Figure 1 showed that imetelstat treatment at 9.4 mg/kg resulted in longer median OS of 35.9 mo for TN pts (95% CI 23.2, NE) vs 24.6 mo for non-TN pts (95% CI 19.6, 29.9) with HR=0.45 (95% CI 0.19, 1.03, p=0.05). The prolonged OS in TN pts R/R to JAKi in the study is improved to the reported OS from diagnosis in TN pts.

To elucidate biological evidence supporting clinical benefits in TN pts, relationships between TN status with baseline TL and hTERT level were explored. A higher proportion of TN pts had shorter baseline telomeres (78.6% vs 45.9% for TN vs non-TN) and higher levels of hTERT (60% vs 47.5% for TN vs non-TN). Furthermore, a trend for higher spleen and symptom response rates in pts with shorter TL or higher hTERT level at baseline was also observed, which may explain why the telomerase inhibitor imetelstat provides improved clinical benefits in TN pts.
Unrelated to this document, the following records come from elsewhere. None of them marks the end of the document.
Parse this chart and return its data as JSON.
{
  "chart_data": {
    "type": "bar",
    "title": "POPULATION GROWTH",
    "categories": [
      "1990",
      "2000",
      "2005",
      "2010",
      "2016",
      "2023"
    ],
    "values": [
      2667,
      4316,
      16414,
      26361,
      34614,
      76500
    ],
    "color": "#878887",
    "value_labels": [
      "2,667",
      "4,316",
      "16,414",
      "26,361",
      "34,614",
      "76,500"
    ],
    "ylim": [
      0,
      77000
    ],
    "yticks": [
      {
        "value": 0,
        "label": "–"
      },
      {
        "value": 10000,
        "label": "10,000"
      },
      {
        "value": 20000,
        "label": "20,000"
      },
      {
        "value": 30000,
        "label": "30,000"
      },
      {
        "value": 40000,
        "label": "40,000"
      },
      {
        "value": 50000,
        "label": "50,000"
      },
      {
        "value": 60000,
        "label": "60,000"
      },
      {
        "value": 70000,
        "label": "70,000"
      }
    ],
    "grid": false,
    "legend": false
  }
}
Conclusions: TN MF pts are a subpopulation associated with poor prognosis. In this study, in MF R/R to JAKi, TN pts treated with imetelstat 9.4 mg/kg had better clinical outcomes and OS vs non-TN pts, suggesting that treatment with imetelstat may overcome the poor outcomes expected with TN pts. Furthermore, TN pts had shorter TL and higher hTERT levels at baseline, representing a suitable target population for telomerase inhibitor treatment. These data warrant further investigation of imetelstat in a clinical trial in TN pts who have limited treatment options.